В конце концов, когда ему удалось сделать более-менее приемлемый снимок, он повернулся, взял ящик и удочку, а затем двинулся обратно через лес к машине. Я не могла пошевелиться, хотя очень сильно хотела вылезти из воды. Оставил бы он меня тут, если бы я не постаралась? Неужели я так плохо позировала для снимка, что он перестал считать меня своей дочерью?
– Ты идешь? – крикнул он на ходу, не оглядываясь.
Через неделю или около того после возни в своей темной подвальной комнате отец поставил перед телевизором в гостиной фотографию размером четыре на шесть в дешевой пластиковой рамке. Я глядела на нее с дивана, пока моя мать готовила ужин и разговаривала больше сама с собой, чем со мной, через стену с прорезями между комнатами. Ряд искусственных растений и свечек на полке за моей головой закрывал ее от меня.
– Сегодня зазвонил телефон, и я прямо сразу поняла, что там будут какие-то плохие новости, – говорила она. – И точно, сестра Мэрилин заболела [1].
Она прервала свой монолог, чтобы высунуть голову над пыльным папоротником. Ее кудрявые черные волосы были стянуты в танцевальный пучок, на губах была красно-оранжевая помада, образ выглядел идеально.
– У меня всегда были экстрасенсорные способности, – напомнила мне она.
Я улыбнулась.
– Знаю, – ответила я и снова повернулась к фотографии. Оказалось, тогда был солнечный день. Хорошо было видно, как на конце моей лески болтается жирная рыбеха. Я выглядела счастливой – дочка с гордым собой отцом и пойманной крупной рыбой.
Позже все четверо собрались на кухне ужинать: мой отец сидел во главе стола, несмотря на то, что стол был круглый, прямо напротив меня Майк, а мать села сбоку. Я ковыряла курицу в тарелке – терпеть не могла еду с костями, – и мать показала на снимок.
– Мне так нравится эта твоя фотография, – она улыбнулась, подцепила полную вилку латука и добавила, похлопав меня по руке: – Вот это рыба у тебя!
– Да уж, – ответил отец и подмигнул мне.
Я посмотрела вниз, узкая часть куриной ножки на моей тарелке упиралась мне в грудь, как будто говорила: «Ты! Ты была выбрана, чтобы хранить очередной секрет».

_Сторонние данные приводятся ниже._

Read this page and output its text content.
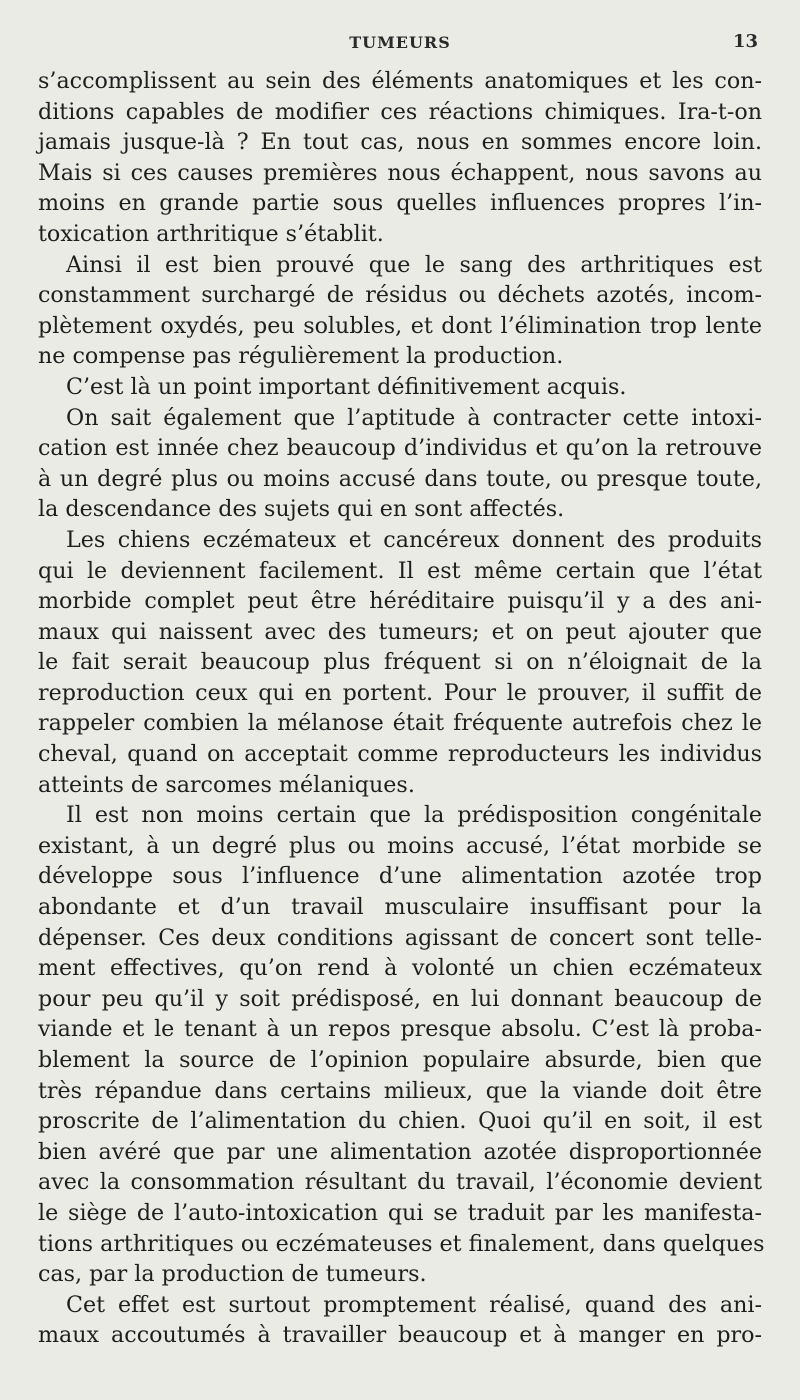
TUMEURS	13

s’accomplissent au sein des éléments anatomiques et les con-
ditions capables de modifier ces réactions chimiques. Ira-t-on
jamais jusque-là ? En tout cas, nous en sommes encore loin.
Mais si ces causes premières nous échappent, nous savons au
moins en grande partie sous quelles influences propres l’in-
toxication arthritique s’établit.

Ainsi il est bien prouvé que le sang des arthritiques est
constamment surchargé de résidus ou déchets azotés, incom-
plètement oxydés, peu solubles, et dont l’élimination trop lente
ne compense pas régulièrement la production.

C’est là un point important définitivement acquis.

On sait également que l’aptitude à contracter cette intoxi-
cation est innée chez beaucoup d’individus et qu’on la retrouve
à un degré plus ou moins accusé dans toute, ou presque toute,
la descendance des sujets qui en sont affectés.

Les chiens eczémateux et cancéreux donnent des produits
qui le deviennent facilement. Il est même certain que l’état
morbide complet peut être héréditaire puisqu’il y a des ani-
maux qui naissent avec des tumeurs; et on peut ajouter que
le fait serait beaucoup plus fréquent si on n’éloignait de la
reproduction ceux qui en portent. Pour le prouver, il suffit de
rappeler combien la mélanose était fréquente autrefois chez le
cheval, quand on acceptait comme reproducteurs les individus
atteints de sarcomes mélaniques.

Il est non moins certain que la prédisposition congénitale
existant, à un degré plus ou moins accusé, l’état morbide se
développe sous l’influence d’une alimentation azotée trop
abondante et d’un travail musculaire insuffisant pour la
dépenser. Ces deux conditions agissant de concert sont telle-
ment effectives, qu’on rend à volonté un chien eczémateux
pour peu qu’il y soit prédisposé, en lui donnant beaucoup de
viande et le tenant à un repos presque absolu. C’est là proba-
blement la source de l’opinion populaire absurde, bien que
très répandue dans certains milieux, que la viande doit être
proscrite de l’alimentation du chien. Quoi qu’il en soit, il est
bien avéré que par une alimentation azotée disproportionnée
avec la consommation résultant du travail, l’économie devient
le siège de l’auto-intoxication qui se traduit par les manifesta-
tions arthritiques ou eczémateuses et finalement, dans quelques
cas, par la production de tumeurs.

Cet effet est surtout promptement réalisé, quand des ani-
maux accoutumés à travailler beaucoup et à manger en pro-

Мы жили в центре ряда улиц, которые в Южном Джерси обозначались буквами – у нашей была буква E, и я знала, что наши соседи сообща хранили тайну: в конце Джером-авеню, где асфальтовая дорога изгибалась и поворачивала в сторону Кохомо, разбился белый биплан и лежал, зарытый носом в землю. Каждый день по дороге в школу я смотрела в ту сторону, и мне казалось, что самолет откусил кусочек заросшего двора. Я любила представлять, как это произошло: двигатель отказал, может, даже что-то загорелось, судно стремительно стало падать, звучали крики, молитвы, никто не выжил.
Через пару месяцев после той рыбалки я решила спросить отца о крушении. Как-никак он обо всем знал и частенько напоминал нам об этом. Я застала его на заднем дворе кормящим цыплят, с полными пригоршнями семечек.
– Почему никто не убирает самолет после крушения? – спросила я.
Он поднял одну бровь, этот трюк всегда вызывал у меня жгучую зависть, мне такое было не под силу.
– Ты о чем? – ответил он.
Когда же я объяснила, он просто сказал:
– Покажи мне.
Мы вместе пошли к углу участка, и я показала:
– Вот там, в самом конце улицы.
Он склонил голову, оценивая, насколько я говорю серьезно.
– Пойдем со мной.
Вместе мы миновали жилые участки, всех этих собак, лающих за заборами из металлической сетки, эти уродливые дома, мимо которых я бы пробежала, если бы отец не шел со мной рядом. Когда мы подошли к самолету, его вид изменился, и я остановилась.
– Видишь? – спросил он. – Лодка.
Его речь часто была сбивчивой, с пропущенными словами. Но отец был прав. Никакое не воздушное, а самое обычное судно стояло на чьей-то подъездной дорожке к дому. У меня в животе булькнуло. Я поспешила защититься.
1
Понятия не имею, кто тогда сообщил матери эти плохие новости. У нас установился негласный договор: она рассказывает мне о людях, которых я едва знаю, а я вежливо киваю.